Thursday, May 7, 2009

Who Are You?

A bit of advice for anyone thinking of ending up in the trauma bay - don't wear your favorite pair of jeans.  Cutting off a patient's clothes is one of the first steps of the trauma protocol.  While doctors are completing their primary survey, the nurse is getting a line and the tech is getting the patient on the monitor, somebody in the back is generally digging through the shredded pants to find a wallet.  You can learn a lot about a person by what they keep in their pockets.

For an unconscious patient, finding a driver's license may be our only way to ID them.  Some people carry a list of emergency phone numbers in their wallet, others a blood donor card with their blood type on it.  

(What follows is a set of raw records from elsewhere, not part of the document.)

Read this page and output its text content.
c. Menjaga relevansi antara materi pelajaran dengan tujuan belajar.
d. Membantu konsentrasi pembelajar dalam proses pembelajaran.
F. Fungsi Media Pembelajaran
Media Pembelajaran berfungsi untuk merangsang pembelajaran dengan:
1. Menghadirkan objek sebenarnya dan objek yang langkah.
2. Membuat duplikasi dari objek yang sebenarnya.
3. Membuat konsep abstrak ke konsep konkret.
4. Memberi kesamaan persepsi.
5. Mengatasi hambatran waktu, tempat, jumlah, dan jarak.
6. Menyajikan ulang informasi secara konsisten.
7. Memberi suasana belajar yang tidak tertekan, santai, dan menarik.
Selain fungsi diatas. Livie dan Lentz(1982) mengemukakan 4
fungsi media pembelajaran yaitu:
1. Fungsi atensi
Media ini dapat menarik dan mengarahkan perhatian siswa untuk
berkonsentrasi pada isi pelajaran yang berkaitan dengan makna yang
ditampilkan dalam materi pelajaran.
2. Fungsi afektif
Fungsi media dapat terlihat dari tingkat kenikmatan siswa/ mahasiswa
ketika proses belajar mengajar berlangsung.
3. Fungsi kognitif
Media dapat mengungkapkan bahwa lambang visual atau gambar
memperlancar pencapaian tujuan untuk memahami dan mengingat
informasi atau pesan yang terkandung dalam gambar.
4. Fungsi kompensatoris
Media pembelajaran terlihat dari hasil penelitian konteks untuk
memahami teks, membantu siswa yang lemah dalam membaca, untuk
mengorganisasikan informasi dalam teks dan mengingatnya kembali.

The best wallets are the overstuffed receptacles of every scrap of paper ever received by the patient.  Digging through to find any cash that needs to be locked up, I've come across dinner receipts from 10 years prior, lotto tickets, business cards, pictures of family, and multiple sets of fake IDs.  Discount membership cards reveal where a patient shops.  Does the patient smoke?  Check the pockets for a lighter.  Drink?  I've come across a couple flasks.  Sometimes the shoes - stained and caked in mud, or shiny and polished - can offer clues to the patient's occupation.

And don't even get me started about the underwear.

My favorites, though, are the unexpected discoveries.  Three bottles of oxy buried in the bottom of a purse, for example.  Knives ranging from Swiss Army to machete size.  The occasional brass knuckles or crack pipe. Or, like a gentleman from the other night, $4500 in small-denomination bills found in his left pajama pocket.  

I wonder why my pockets say about me?